Читать книгу «Марина Цветаева. По канату поэзии» онлайн полностью📖 — Алисы Динеги Гиллеспи — MyBook.
image

1
Сражение с Блоком и Ахматовой: В поисках Музы

 
Ох, огонь мой конь – несытый едок!
Ох, огонь на нем – несытый ездок!
 
«Пожирающий огонь – мой конь!..» (1918)


С поэтом я всегда забывала, что я – поэт.

Письмо к Борису Пастернаку, 10 февраля 1923 г.


Уже шестнадцати лет я поняла, что внушать стихи больше, чем писать стихи <…>. Не хочешь ревности, обиды, ранения, ущерба – не тягайся – предайся, растворись всем, что в тебе растворимо, из оставшегося же создай видение, бессмертное. Вот мой завет какой-нибудь моей дальней преемнице, поэту, возникшему в женском образе.

«Пленный дух» (1934)

С великим поэтом-символистом Александром Блоком Цветаева никогда лично не встречалась, хотя и присутствовала на двух его вечерах в Москве в мае 1920 года. Ее семилетняя дочь Аля (Ариадна Эфрон) записала, какой была мать во время чтения Блока: у нее «было грозное лицо, сжатые губы, как когда она сердилась. <…> в ее лице не было радости, но был восторг»[58]. По окончании вечера в Политехническом музее, 9 мая 1920 г., Цветаева послала Алю за кулисы передать Блоку конверт с посвященными ему пятью стихами 1916 года – но от встречи с поэтом подчеркнуто воздержалась.
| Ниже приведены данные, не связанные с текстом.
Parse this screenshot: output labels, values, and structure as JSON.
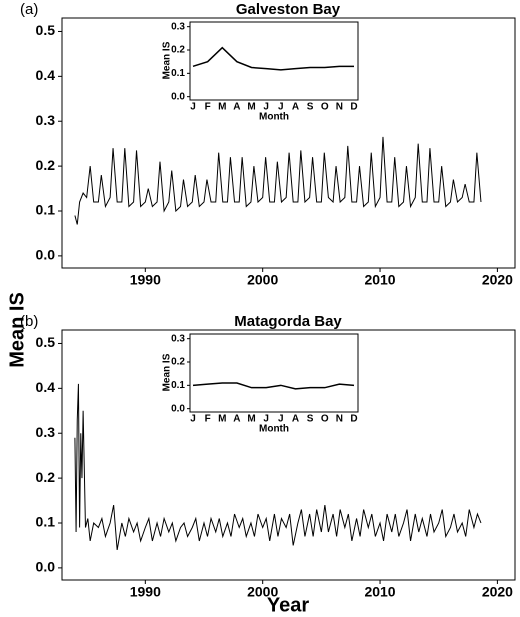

Цветаева рассказывает, по свидетельству Надежды Нолле-Коган, близкой знакомой Блока, что тот, получив стихи Цветаевой «прочел молча – читал долго – и потом такая до-олгая улыбка»[59]. Однако Блок не сделал попытки связаться с Цветаевой и не ответил ей ни лично, ни стихами; а летом следующего года его не стало.

Невстреча с Блоком продолжала мучить Цветаеву и годы спустя; вот как она вспоминает об этом в письме к Пастернаку 1923 года:

«<…> я в жизни – волей стиха – пропустила большую встречу с Блоком (встретились бы – не умер), сама 20-ти лет – легкомысленно наколдовала: – “И руками не потянусь”. И была же секунда <…>, когда я стояла с ним рядом, в толпе, плечо с плечом (семь лет спустя!), глядела на впалый висок, на чуть рыжеватые, такие некрасивые (стриженый, больной) – бедные волосы, на пыльный воротник заношенного пиджака. – Стихи в кармане – руку протянуть – не дрогнула. (Передала через Алю, без адреса, накануне его отъезда). <…> мой жизненный опыт: опыт опасных – чуть ли не смертных – игр»[60] (6: 236).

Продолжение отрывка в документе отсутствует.